Além de Riedel, também participaram do lançamento da pedra fundamental da ‘short line’ os ministros Renan Filho (Transportes) e Simone Tebet (Planejamento e Orçamento), além do presidente da Arauco do Brasil, Carlos Altimiras Ceardi, os secretários Jaime Verruck (Semadesc), Rodrigo Perez (Segov) e Eliane Detoni (EPE), os senadores Tereza Cristina e Nelson Trad Filho, o diretor-geral da ANTT, Guilherme Sampaio, e o prefeito de Inocência, Antônio Ângelo Garcia dos Santos, popularmente conhecido como Toninho da Cofap.

No evento foram formalizadas a ordem de início de serviço da obra de construção do gasoduto do Projeto Sucuriú, com mais de R$ 170 milhões em investimentos da MS Gás, e a ordem de início de serviço da obra de implantação e pavimentação asfáltica de dois acessos na rodovia MS-377, obra essa que vai contar com mais de R$ 26,9 milhões em investimentos do Estado.

Além disso, também foi assinado o contrato de concessão para a Caminhos Celulose, consórcio que vai operar as rodovias que formam a Rota da Celulose. “Mato Grosso do Sul se desenvolve, cresce com parcerias e absoluto foco no desenvolvimento, gerando oportunidade para a população”, complementa o governador Eduardo Riedel.

Presidente da Arauco no Brasil, Carlos Alimiras, destacou que as parcerias com o setor privado fundamentais para um olhar de longo prazo, sendo a nova ferrovia um marco legal claro nessas parcerias. “Demonstra flexibilidade em função do que precisamos, pois é muito importante a logística, é essencial para o Brasil desenvolver infraestrutura e logística para que seja muito mais competitivo”, analisa o executivo sobre a consolidação de Mato Grosso do Sul como centro estratégico global de operações da área de celulose.

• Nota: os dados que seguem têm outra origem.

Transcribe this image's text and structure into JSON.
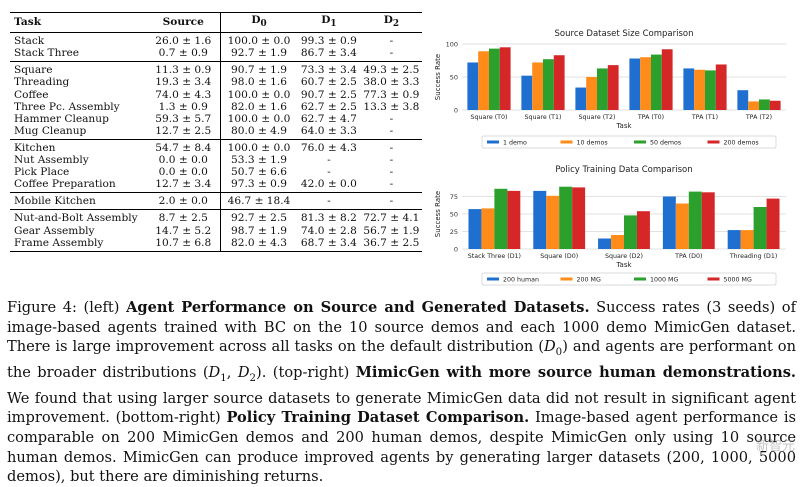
{
  "table": {
    "headers": [
      "Task",
      "Source",
      "D0",
      "D1",
      "D2"
    ],
    "header_parts": {
      "task": "Task",
      "source": "Source",
      "d0_base": "D",
      "d0_sub": "0",
      "d1_base": "D",
      "d1_sub": "1",
      "d2_base": "D",
      "d2_sub": "2"
    },
    "groups": [
      [
        [
          "Stack",
          "26.0 ± 1.6",
          "100.0 ± 0.0",
          "99.3 ± 0.9",
          "-"
        ],
        [
          "Stack Three",
          "0.7 ± 0.9",
          "92.7 ± 1.9",
          "86.7 ± 3.4",
          "-"
        ]
      ],
      [
        [
          "Square",
          "11.3 ± 0.9",
          "90.7 ± 1.9",
          "73.3 ± 3.4",
          "49.3 ± 2.5"
        ],
        [
          "Threading",
          "19.3 ± 3.4",
          "98.0 ± 1.6",
          "60.7 ± 2.5",
          "38.0 ± 3.3"
        ],
        [
          "Coffee",
          "74.0 ± 4.3",
          "100.0 ± 0.0",
          "90.7 ± 2.5",
          "77.3 ± 0.9"
        ],
        [
          "Three Pc. Assembly",
          "1.3 ± 0.9",
          "82.0 ± 1.6",
          "62.7 ± 2.5",
          "13.3 ± 3.8"
        ],
        [
          "Hammer Cleanup",
          "59.3 ± 5.7",
          "100.0 ± 0.0",
          "62.7 ± 4.7",
          "-"
        ],
        [
          "Mug Cleanup",
          "12.7 ± 2.5",
          "80.0 ± 4.9",
          "64.0 ± 3.3",
          "-"
        ]
      ],
      [
        [
          "Kitchen",
          "54.7 ± 8.4",
          "100.0 ± 0.0",
          "76.0 ± 4.3",
          "-"
        ],
        [
          "Nut Assembly",
          "0.0 ± 0.0",
          "53.3 ± 1.9",
          "-",
          "-"
        ],
        [
          "Pick Place",
          "0.0 ± 0.0",
          "50.7 ± 6.6",
          "-",
          "-"
        ],
        [
          "Coffee Preparation",
          "12.7 ± 3.4",
          "97.3 ± 0.9",
          "42.0 ± 0.0",
          "-"
        ]
      ],
      [
        [
          "Mobile Kitchen",
          "2.0 ± 0.0",
          "46.7 ± 18.4",
          "-",
          "-"
        ]
      ],
      [
        [
          "Nut-and-Bolt Assembly",
          "8.7 ± 2.5",
          "92.7 ± 2.5",
          "81.3 ± 8.2",
          "72.7 ± 4.1"
        ],
        [
          "Gear Assembly",
          "14.7 ± 5.2",
          "98.7 ± 1.9",
          "74.0 ± 2.8",
          "56.7 ± 1.9"
        ],
        [
          "Frame Assembly",
          "10.7 ± 6.8",
          "82.0 ± 4.3",
          "68.7 ± 3.4",
          "36.7 ± 2.5"
        ]
      ]
    ]
  },
  "chart_data": [
    {
      "type": "bar",
      "title": "Source Dataset Size Comparison",
      "xlabel": "Task",
      "ylabel": "Success Rate",
      "categories": [
        "Square (T0)",
        "Square (T1)",
        "Square (T2)",
        "TPA (T0)",
        "TPA (T1)",
        "TPA (T2)"
      ],
      "series": [
        {
          "name": "1 demo",
          "color": "#1f6fd0",
          "values": [
            72,
            52,
            34,
            78,
            63,
            30
          ]
        },
        {
          "name": "10 demos",
          "color": "#ff8c1a",
          "values": [
            89,
            72,
            50,
            80,
            61,
            13
          ]
        },
        {
          "name": "50 demos",
          "color": "#2ca02c",
          "values": [
            93,
            77,
            63,
            84,
            60,
            16
          ]
        },
        {
          "name": "200 demos",
          "color": "#d62728",
          "values": [
            95,
            83,
            68,
            92,
            69,
            14
          ]
        }
      ],
      "ylim": [
        0,
        100
      ],
      "yticks": [
        0,
        50,
        100
      ],
      "legend": "bottom"
    },
    {
      "type": "bar",
      "title": "Policy Training Data Comparison",
      "xlabel": "Task",
      "ylabel": "Success Rate",
      "categories": [
        "Stack Three (D1)",
        "Square (D0)",
        "Square (D2)",
        "TPA (D0)",
        "Threading (D1)"
      ],
      "series": [
        {
          "name": "200 human",
          "color": "#1f6fd0",
          "values": [
            57,
            83,
            15,
            75,
            27
          ]
        },
        {
          "name": "200 MG",
          "color": "#ff8c1a",
          "values": [
            58,
            76,
            20,
            65,
            27
          ]
        },
        {
          "name": "1000 MG",
          "color": "#2ca02c",
          "values": [
            86,
            89,
            48,
            82,
            60
          ]
        },
        {
          "name": "5000 MG",
          "color": "#d62728",
          "values": [
            83,
            88,
            54,
            81,
            72
          ]
        }
      ],
      "ylim": [
        0,
        100
      ],
      "yticks": [
        0,
        25,
        50,
        75
      ],
      "legend": "bottom"
    }
  ],
  "caption": {
    "figure_label": "Figure 4:",
    "part1_prefix": " (left) ",
    "part1_bold": "Agent Performance on Source and Generated Datasets.",
    "part1_text_a": " Success rates (3 seeds) of image-based agents trained with BC on the 10 source demos and each 1000 demo MimicGen dataset. There is large improvement across all tasks on the default distribution (",
    "d0_base": "D",
    "d0_sub": "0",
    "part1_text_b": ") and agents are performant on the broader distributions (",
    "d1_base": "D",
    "d1_sub": "1",
    "comma": ", ",
    "d2_base": "D",
    "d2_sub": "2",
    "part1_text_c": "). (top-right) ",
    "part2_bold": "MimicGen with more source human demonstrations.",
    "part2_text": " We found that using larger source datasets to generate MimicGen data did not result in significant agent improvement. (bottom-right) ",
    "part3_bold": "Policy Training Dataset Comparison.",
    "part3_text": " Image-based agent performance is comparable on 200 MimicGen demos and 200 human demos, despite MimicGen only using 10 source human demos. MimicGen can produce improved agents by generating larger datasets (200, 1000, 5000 demos), but there are diminishing returns."
  },
  "watermark": "新智元"
}
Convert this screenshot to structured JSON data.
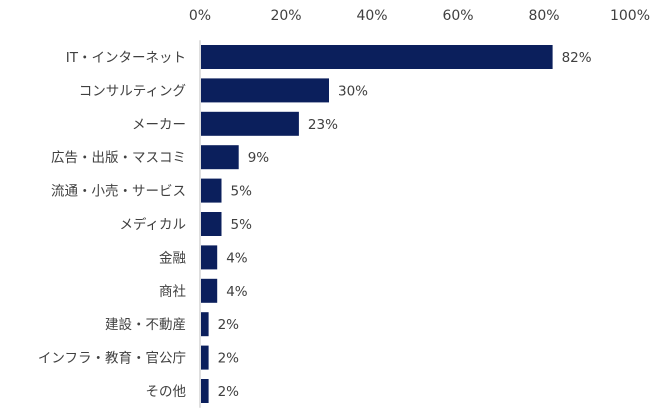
{
  "chart_data": {
    "type": "bar",
    "orientation": "horizontal",
    "title": "",
    "xlabel": "",
    "ylabel": "",
    "xlim": [
      0,
      100
    ],
    "ticks": [
      0,
      20,
      40,
      60,
      80,
      100
    ],
    "tick_labels": [
      "0%",
      "20%",
      "40%",
      "60%",
      "80%",
      "100%"
    ],
    "tick_position": "top",
    "grid": false,
    "legend": "none",
    "bar_color": "#0b1f5c",
    "categories": [
      "IT・インターネット",
      "コンサルティング",
      "メーカー",
      "広告・出版・マスコミ",
      "流通・小売・サービス",
      "メディカル",
      "金融",
      "商社",
      "建設・不動産",
      "インフラ・教育・官公庁",
      "その他"
    ],
    "values": [
      82,
      30,
      23,
      9,
      5,
      5,
      4,
      4,
      2,
      2,
      2
    ],
    "value_labels": [
      "82%",
      "30%",
      "23%",
      "9%",
      "5%",
      "5%",
      "4%",
      "4%",
      "2%",
      "2%",
      "2%"
    ]
  }
}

“Nesses quatro anos o nosso Estado está fazendo história porque tem um governador que teve a capacidade de defender Mato Grosso do Sul. E nós temos que resolver o problema das rodovias e da ferrovia, e isso está acontecendo agora”, afirmou a ministra Simone Tebet. “O Mato Grosso do Sul está em máxima de investimento do Governo Federal, de atração de investimento privado e vai entrar agora para o leilão da Malha Oeste, em máxima de investimento ferroviário. Isso vai aumentar a competitividade. O Estado se aproxima de São Paulo em infraestrutura para exportar aquilo que produz. Então é muito importante”, disse o ministro Renan Filho.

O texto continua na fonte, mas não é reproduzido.